Waneta Hebert, a graduate student in the course and a high school English teacher, vouched for the effectiveness of the gamified approach on her blog.

“About two weeks into the class, I realized that I am 100% the target audience for gamification,” she wrote. “I’m a very competitive person, and this master’s program has made me realize how much of a perfectionist I am as well. When I saw my avatar in first place on the leaderboard, I grinned for days. I texted my mom, my friends, even my department head to tell them that I was in first place…
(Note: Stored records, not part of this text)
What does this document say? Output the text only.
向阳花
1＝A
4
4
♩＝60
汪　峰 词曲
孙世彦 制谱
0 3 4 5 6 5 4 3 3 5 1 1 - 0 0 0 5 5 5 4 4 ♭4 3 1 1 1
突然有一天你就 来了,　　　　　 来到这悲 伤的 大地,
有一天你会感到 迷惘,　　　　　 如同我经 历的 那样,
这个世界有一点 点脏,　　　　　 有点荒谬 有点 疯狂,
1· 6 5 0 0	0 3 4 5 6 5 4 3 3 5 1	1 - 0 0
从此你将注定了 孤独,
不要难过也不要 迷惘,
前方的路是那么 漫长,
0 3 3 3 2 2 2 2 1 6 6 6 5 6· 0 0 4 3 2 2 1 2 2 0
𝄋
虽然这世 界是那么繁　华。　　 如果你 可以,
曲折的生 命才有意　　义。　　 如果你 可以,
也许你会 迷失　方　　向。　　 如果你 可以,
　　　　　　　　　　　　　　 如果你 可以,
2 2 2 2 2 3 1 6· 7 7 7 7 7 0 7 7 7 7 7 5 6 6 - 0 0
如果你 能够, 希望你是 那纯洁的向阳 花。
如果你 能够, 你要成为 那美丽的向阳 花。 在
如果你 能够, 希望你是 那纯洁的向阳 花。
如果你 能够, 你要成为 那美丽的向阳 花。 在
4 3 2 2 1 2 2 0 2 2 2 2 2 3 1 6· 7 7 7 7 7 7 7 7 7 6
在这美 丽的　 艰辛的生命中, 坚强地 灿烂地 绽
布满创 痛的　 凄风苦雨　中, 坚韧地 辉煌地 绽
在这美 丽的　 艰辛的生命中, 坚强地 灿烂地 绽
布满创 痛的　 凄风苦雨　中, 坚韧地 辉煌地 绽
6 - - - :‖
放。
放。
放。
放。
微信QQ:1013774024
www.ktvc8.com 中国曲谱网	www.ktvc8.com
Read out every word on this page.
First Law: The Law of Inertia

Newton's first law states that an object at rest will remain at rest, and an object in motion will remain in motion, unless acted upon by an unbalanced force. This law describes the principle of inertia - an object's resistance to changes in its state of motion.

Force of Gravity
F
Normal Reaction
“I love it,” Hebert continued. “I laugh out loud at least once each time I complete a portion of the game. It gives us an easy entry point to difficult information and makes the class more entertaining, not to mention the fact that I can almost guarantee I will remember what I’m learning in this class better than any other, just from being able to associate what I learned in each module with each planet and part of the storyline.”

Hebert said she enjoyed the approach so much that she planned to gamify a lesson on Shakespeare for her own students.

Increasing Engagement

Trying new instructional strategies such as gamification can increase motivation among educators as well as their students, said McNeil, who serves as coordinator of the College’s Learning, Design and Technology program area. “It definitely increased my engagement with the course materials by adding the interactive story and sending the students off in space to find the missing instructional design materials.”

The project took McNeil, Gronseth and the doctoral students about two semesters to complete. They started by studying the research and theory behind gamification before crafting the storyline and interactive game elements, which included audio and video.

Students interested in the gamified lesson will get a chance to play in the spring 2018 instructional design course.

“This will be like version 2.0,” Gronseth said. “We took a lot of notes in the design process and collected status reports where the learners gave us feedback on the gamified experience.”

Zhao, who worked on the virtual design, now is researching the concept of applying a game-like points system to academic grading. Rather than losing points from a grade of 100, for instance, students would earn points for their work throughout a course. He plans to write his dissertation on the topic.

“I believe the system can also be applied to education,” said Zhao, a former English teacher with an M.Ed. in Curriculum & Instruction from UH. “It’s seen success in business and marketing and other fields.”

Learn More

The instructional design course is part of the College’s M.Ed. and Ph.D. degree programs in Curriculum & Instruction, with an emphasis in Learning, Design and Technology. The degree program caters to professionals in K-12 and higher education as well as those in business, medicine or other industries who want to improve their teaching and technological skills.